Bernie’s “Plurality Must Win”
spiel is eliciting some pretty lame responses from the other Democratic
presidential candidates. Heard most often is, “Everybody ought to play by the
rules.” But Sanders isn’t saying that “Candidate
with plurality of elected delegates get the nomination” should be an official rule,
exactly. He’s saying that for other candidates to bow out in favor of the
plurality-winner would be the democratic thing to do.
One not-quite-as-lame
counterargument, which so far I’ve heard only from Biden, is to point out that by this standard 2016 Bernie
should have deferred to Hillary long before he did.
But a stronger approach
would question the “democratic thing to do” premise itself – something like
this:
“Wait a minute.

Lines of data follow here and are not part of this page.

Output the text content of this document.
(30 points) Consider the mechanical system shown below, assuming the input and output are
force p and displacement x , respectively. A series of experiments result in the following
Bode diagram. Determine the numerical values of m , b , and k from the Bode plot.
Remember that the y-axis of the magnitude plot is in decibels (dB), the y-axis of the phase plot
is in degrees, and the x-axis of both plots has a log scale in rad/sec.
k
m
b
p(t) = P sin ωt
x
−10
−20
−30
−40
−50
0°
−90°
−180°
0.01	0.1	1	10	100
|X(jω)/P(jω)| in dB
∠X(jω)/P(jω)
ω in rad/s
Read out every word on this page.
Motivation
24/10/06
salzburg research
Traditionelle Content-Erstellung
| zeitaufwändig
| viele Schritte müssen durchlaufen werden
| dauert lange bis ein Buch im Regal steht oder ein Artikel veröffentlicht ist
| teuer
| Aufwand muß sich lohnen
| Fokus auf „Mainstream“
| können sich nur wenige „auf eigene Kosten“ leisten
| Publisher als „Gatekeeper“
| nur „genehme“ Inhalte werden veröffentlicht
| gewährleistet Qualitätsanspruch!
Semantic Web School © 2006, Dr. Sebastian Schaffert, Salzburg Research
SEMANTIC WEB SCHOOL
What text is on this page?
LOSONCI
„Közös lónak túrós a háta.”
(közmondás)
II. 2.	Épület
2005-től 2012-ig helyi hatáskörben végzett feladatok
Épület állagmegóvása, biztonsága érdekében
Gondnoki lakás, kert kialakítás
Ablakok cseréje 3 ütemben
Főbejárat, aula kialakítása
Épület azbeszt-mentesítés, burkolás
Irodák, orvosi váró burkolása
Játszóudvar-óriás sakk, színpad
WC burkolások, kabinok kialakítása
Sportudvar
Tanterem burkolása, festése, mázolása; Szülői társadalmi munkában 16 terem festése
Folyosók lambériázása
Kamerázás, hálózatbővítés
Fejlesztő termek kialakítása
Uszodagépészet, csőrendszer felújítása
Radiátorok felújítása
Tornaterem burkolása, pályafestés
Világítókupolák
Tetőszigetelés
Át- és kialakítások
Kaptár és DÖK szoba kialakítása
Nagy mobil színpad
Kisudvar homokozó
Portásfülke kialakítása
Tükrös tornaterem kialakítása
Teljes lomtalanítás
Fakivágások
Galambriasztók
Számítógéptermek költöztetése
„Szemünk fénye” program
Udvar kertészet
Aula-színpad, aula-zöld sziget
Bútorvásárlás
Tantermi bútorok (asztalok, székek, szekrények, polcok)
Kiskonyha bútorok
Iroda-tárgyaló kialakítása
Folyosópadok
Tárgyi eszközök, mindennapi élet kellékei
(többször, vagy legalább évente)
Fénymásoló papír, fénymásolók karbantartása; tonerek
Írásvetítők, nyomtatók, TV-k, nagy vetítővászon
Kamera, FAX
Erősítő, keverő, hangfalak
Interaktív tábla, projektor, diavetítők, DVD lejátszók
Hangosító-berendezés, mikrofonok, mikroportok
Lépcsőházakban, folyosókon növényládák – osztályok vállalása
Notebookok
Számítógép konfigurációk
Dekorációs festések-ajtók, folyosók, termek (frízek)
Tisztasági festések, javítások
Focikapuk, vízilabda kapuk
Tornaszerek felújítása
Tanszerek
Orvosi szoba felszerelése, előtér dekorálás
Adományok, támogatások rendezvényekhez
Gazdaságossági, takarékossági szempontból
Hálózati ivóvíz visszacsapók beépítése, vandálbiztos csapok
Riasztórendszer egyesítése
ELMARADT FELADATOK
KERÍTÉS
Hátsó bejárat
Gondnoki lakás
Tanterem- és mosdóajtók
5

This isn’t a personal beauty contest. It’s a
discussion about the ideas, policies and positions that are now the best for
shaping this country’s future. Let’s
suppose as the convention approaches there are two remaining candidates who want to eliminate all existing private
health insurance and three who would strengthen and improve the ACA
instead. And let’s suppose the Medicare-for-all
candidates have 30% and 10% of the delegates respectively. And suppose the strengthen-ACA candidates are
20-20-20. Does that mean that Medicare-for-all,
despite losing 40 to 60, is the democratic choice?”